The biggest story of the Northern Ireland local elections to date is that of Alison Bennington, who is the DUP candidate for the Glengormley urban area of Newtownabbey Borough Council.
She made the news because she is the DUP’s first openly gay politician. It would be interesting to hear how she reconciles her candidature with her party’s opposition to same-sex marriage but, for the moment, she has stuck to the canvass trail and shied away from interviews.
However, Ms Bennington did tell the Irish News: “I regard my private and family life as a matter for myself in the same way as everyone else.
“I am delighted to have been selected as a DUP council candidate. I am putting myself before the electorate based on what I can deliver for them as a councillor working alongside a strong team of colleagues, not based on my sexual orientation.”
Her wish to protect her private life did not prevent DUP South Down Assembly member Jim Wells from saying that the late former party leader, Ian Paisley, in the light of his Save Ulster From Sodomy campaign of the 1970s, would have been “aghast” she was running under the party banner.
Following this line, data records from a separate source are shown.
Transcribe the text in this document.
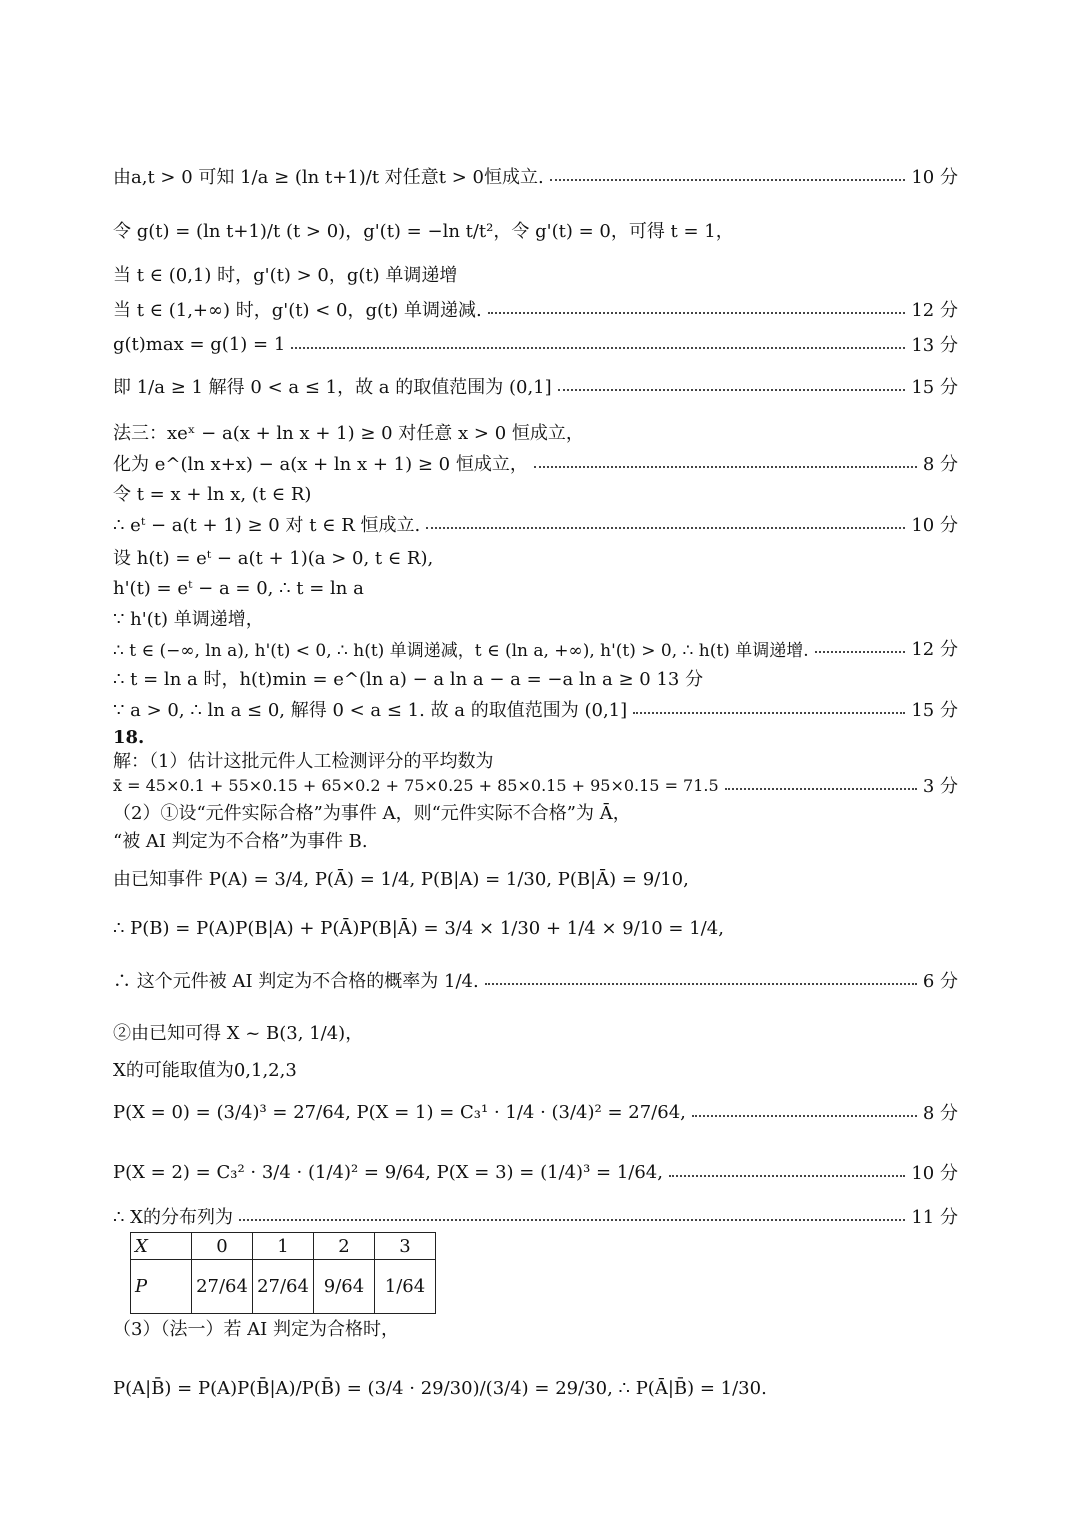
由a,t > 0 可知 1/a ≥ (ln t+1)/t 对任意t > 0恒成立.	10 分
令 g(t) = (ln t+1)/t (t > 0)，g'(t) = −ln t/t²，令 g'(t) = 0，可得 t = 1，
当 t ∈ (0,1) 时，g'(t) > 0，g(t) 单调递增
当 t ∈ (1,+∞) 时，g'(t) < 0，g(t) 单调递减.	12 分
g(t)max = g(1) = 1	13 分
即 1/a ≥ 1 解得 0 < a ≤ 1，故 a 的取值范围为 (0,1]	15 分
法三：xeˣ − a(x + ln x + 1) ≥ 0 对任意 x > 0 恒成立，
化为 e^(ln x+x) − a(x + ln x + 1) ≥ 0 恒成立，	8 分
令 t = x + ln x, (t ∈ R)
∴ eᵗ − a(t + 1) ≥ 0 对 t ∈ R 恒成立.	10 分
设 h(t) = eᵗ − a(t + 1)(a > 0, t ∈ R),
h'(t) = eᵗ − a = 0, ∴ t = ln a
∵ h'(t) 单调递增，
∴ t ∈ (−∞, ln a), h'(t) < 0, ∴ h(t) 单调递减，t ∈ (ln a, +∞), h'(t) > 0, ∴ h(t) 单调递增.	12 分
∴ t = ln a 时，h(t)min = e^(ln a) − a ln a − a = −a ln a ≥ 0 13 分
∵ a > 0, ∴ ln a ≤ 0, 解得 0 < a ≤ 1. 故 a 的取值范围为 (0,1]	15 分
18.
解：（1）估计这批元件人工检测评分的平均数为
x̄ = 45×0.1 + 55×0.15 + 65×0.2 + 75×0.25 + 85×0.15 + 95×0.15 = 71.5	3 分
（2）①设“元件实际合格”为事件 A，则“元件实际不合格”为 Ā，
“被 AI 判定为不合格”为事件 B.
由已知事件 P(A) = 3/4, P(Ā) = 1/4, P(B|A) = 1/30, P(B|Ā) = 9/10,
∴ P(B) = P(A)P(B|A) + P(Ā)P(B|Ā) = 3/4 × 1/30 + 1/4 × 9/10 = 1/4,
∴ 这个元件被 AI 判定为不合格的概率为 1/4.	6 分
②由已知可得 X ~ B(3, 1/4)，
X的可能取值为0,1,2,3
P(X = 0) = (3/4)³ = 27/64, P(X = 1) = C₃¹ · 1/4 · (3/4)² = 27/64,	8 分
P(X = 2) = C₃² · 3/4 · (1/4)² = 9/64, P(X = 3) = (1/4)³ = 1/64,	10 分
∴ X的分布列为	11 分
X	0	1	2	3
P	27/64	27/64	9/64	1/64
（3）（法一）若 AI 判定为合格时，
P(A|B̄) = P(A)P(B̄|A)/P(B̄) = (3/4 · 29/30)/(3/4) = 29/30, ∴ P(Ā|B̄) = 1/30.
Mr Wells saw it all as a bit of a headquarters coup, complaining that the party was not properly briefed on her candidature and that he had met numerous DUP supporters who were “absolutely shocked”. It was like a “bolt of lightning and rocked the membership in many areas to the core”, he said.
Mr Wells, who lost the DUP whip a year ago after he criticised the party leadership, said Ms Bennington as a candidate totally undermined the “ethos, tradition and history” of the DUP.
The party, on the other hand, appeared very relaxed about the whole matter.
A DUP spokeswoman said Ms Bennington was an “excellent candidate and will make an excellent representative for the people of Glengormley”.
“The party selects candidates on the basis of merit and we believe in equality of opportunity,” she added.